The victory would elude him once again, although he’ll take whatever solace he can from sharing engineering meetings with the driver who did capture it. Alexander Rossi went into May unburdened by expectation, and ended the month having earned a permanent place in Indy folklore.

That sense of a victory that is great in isolation, but which also

becomes absorbed into a greater narrative is one of the defining qualities of a “legendary race” – and something that we’ve tried to tap into with the cover for RACER’s first Legendary Races Issue, an homage to the Indy 500 program from 1939.

But “legendary races” is a loose concept. Some icons – Monaco, Macau, Bathurst – are inextricably tied to the layout that made them famous. Another member of that club is Le Mans. This year’s encounter delivered heartbreak and drama at the front of the pack, and a surprisingly lopsided battle for the returning Fords in the GT class. In this issue, we take you behind the scenes of both.

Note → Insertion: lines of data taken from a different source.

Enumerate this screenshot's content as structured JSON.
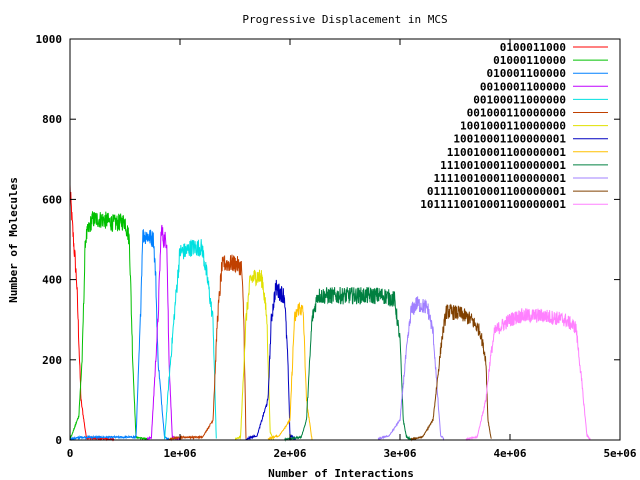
{
  "chart_data": {
    "type": "line",
    "title": "Progressive Displacement in MCS",
    "xlabel": "Number of Interactions",
    "ylabel": "Number of Molecules",
    "xlim": [
      0,
      5000000
    ],
    "ylim": [
      0,
      1000
    ],
    "x_ticks": [
      {
        "value": 0,
        "label": "0"
      },
      {
        "value": 1000000,
        "label": "1e+06"
      },
      {
        "value": 2000000,
        "label": "2e+06"
      },
      {
        "value": 3000000,
        "label": "3e+06"
      },
      {
        "value": 4000000,
        "label": "4e+06"
      },
      {
        "value": 5000000,
        "label": "5e+06"
      }
    ],
    "y_ticks": [
      {
        "value": 0,
        "label": "0"
      },
      {
        "value": 200,
        "label": "200"
      },
      {
        "value": 400,
        "label": "400"
      },
      {
        "value": 600,
        "label": "600"
      },
      {
        "value": 800,
        "label": "800"
      },
      {
        "value": 1000,
        "label": "1000"
      }
    ],
    "grid": false,
    "legend_position": "top-right",
    "series": [
      {
        "name": "0100011000",
        "color": "#ff0000",
        "x": [
          0,
          20000,
          60000,
          100000,
          150000,
          400000
        ],
        "y": [
          630,
          540,
          400,
          100,
          3,
          0
        ]
      },
      {
        "name": "01000110000",
        "color": "#00c000",
        "x": [
          0,
          80000,
          110000,
          140000,
          200000,
          300000,
          400000,
          500000,
          540000,
          570000,
          600000,
          700000
        ],
        "y": [
          0,
          60,
          200,
          500,
          550,
          550,
          540,
          545,
          500,
          200,
          5,
          0
        ]
      },
      {
        "name": "010001100000",
        "color": "#0080ff",
        "x": [
          0,
          100000,
          300000,
          500000,
          600000,
          640000,
          660000,
          700000,
          760000,
          780000,
          800000,
          860000,
          900000
        ],
        "y": [
          0,
          5,
          5,
          5,
          5,
          300,
          510,
          510,
          500,
          400,
          200,
          5,
          0
        ]
      },
      {
        "name": "0010001100000",
        "color": "#c000ff",
        "x": [
          700000,
          740000,
          800000,
          830000,
          850000,
          880000,
          900000,
          930000,
          960000,
          1000000
        ],
        "y": [
          0,
          5,
          300,
          530,
          500,
          500,
          200,
          5,
          3,
          0
        ]
      },
      {
        "name": "00100011000000",
        "color": "#00e0e0",
        "x": [
          860000,
          900000,
          960000,
          1000000,
          1050000,
          1100000,
          1200000,
          1250000,
          1300000,
          1330000
        ],
        "y": [
          0,
          150,
          350,
          470,
          470,
          480,
          480,
          400,
          300,
          0
        ]
      },
      {
        "name": "001000110000000",
        "color": "#c04000",
        "x": [
          900000,
          1000000,
          1200000,
          1300000,
          1340000,
          1380000,
          1400000,
          1500000,
          1560000,
          1580000,
          1600000
        ],
        "y": [
          0,
          5,
          5,
          50,
          300,
          430,
          440,
          440,
          430,
          300,
          0
        ]
      },
      {
        "name": "1001000110000000",
        "color": "#e0e000",
        "x": [
          1500000,
          1550000,
          1600000,
          1640000,
          1700000,
          1750000,
          1790000,
          1820000,
          1850000
        ],
        "y": [
          0,
          5,
          300,
          400,
          410,
          400,
          300,
          20,
          0
        ]
      },
      {
        "name": "10010001100000001",
        "color": "#0000c0",
        "x": [
          1600000,
          1700000,
          1800000,
          1830000,
          1870000,
          1900000,
          1950000,
          1980000,
          2000000,
          2050000
        ],
        "y": [
          0,
          10,
          100,
          300,
          380,
          370,
          360,
          200,
          10,
          0
        ]
      },
      {
        "name": "110010001100000001",
        "color": "#ffc000",
        "x": [
          1800000,
          1900000,
          2000000,
          2040000,
          2080000,
          2120000,
          2150000,
          2200000
        ],
        "y": [
          0,
          10,
          50,
          300,
          330,
          320,
          100,
          0
        ]
      },
      {
        "name": "1110010001100000001",
        "color": "#008040",
        "x": [
          1950000,
          2100000,
          2150000,
          2200000,
          2250000,
          2300000,
          2500000,
          2700000,
          2850000,
          2950000,
          3000000,
          3030000,
          3060000,
          3100000
        ],
        "y": [
          0,
          5,
          50,
          300,
          360,
          360,
          360,
          360,
          360,
          350,
          250,
          50,
          5,
          0
        ]
      },
      {
        "name": "11110010001100000001",
        "color": "#a080ff",
        "x": [
          2800000,
          2900000,
          3000000,
          3050000,
          3100000,
          3150000,
          3250000,
          3300000,
          3350000,
          3370000,
          3400000
        ],
        "y": [
          0,
          10,
          50,
          200,
          320,
          340,
          330,
          270,
          80,
          10,
          0
        ]
      },
      {
        "name": "011110010001100000001",
        "color": "#804000",
        "x": [
          3100000,
          3200000,
          3300000,
          3380000,
          3420000,
          3450000,
          3550000,
          3650000,
          3730000,
          3780000,
          3800000,
          3830000
        ],
        "y": [
          0,
          5,
          50,
          250,
          320,
          320,
          315,
          300,
          270,
          200,
          50,
          0
        ]
      },
      {
        "name": "1011110010001100000001",
        "color": "#ff80ff",
        "x": [
          3600000,
          3700000,
          3780000,
          3820000,
          3860000,
          3900000,
          4000000,
          4100000,
          4300000,
          4500000,
          4600000,
          4650000,
          4700000,
          4730000
        ],
        "y": [
          0,
          5,
          100,
          200,
          270,
          280,
          300,
          310,
          310,
          300,
          280,
          150,
          10,
          0
        ]
      }
    ]
  }
}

In some other cases though, the distinction between legend and place is less clear. More people probably miss the French GP as a symbol than they do Magny-Cours as a venue, and that idea could be put to the test again in the near future as Monza threatens to buckle under the weight of rising competition from new locales with deeper pockets. Which prompted us to ask: Could Formula 1 survive without its traditional venues? The answer, like everything in F1, is more complicated than you might think.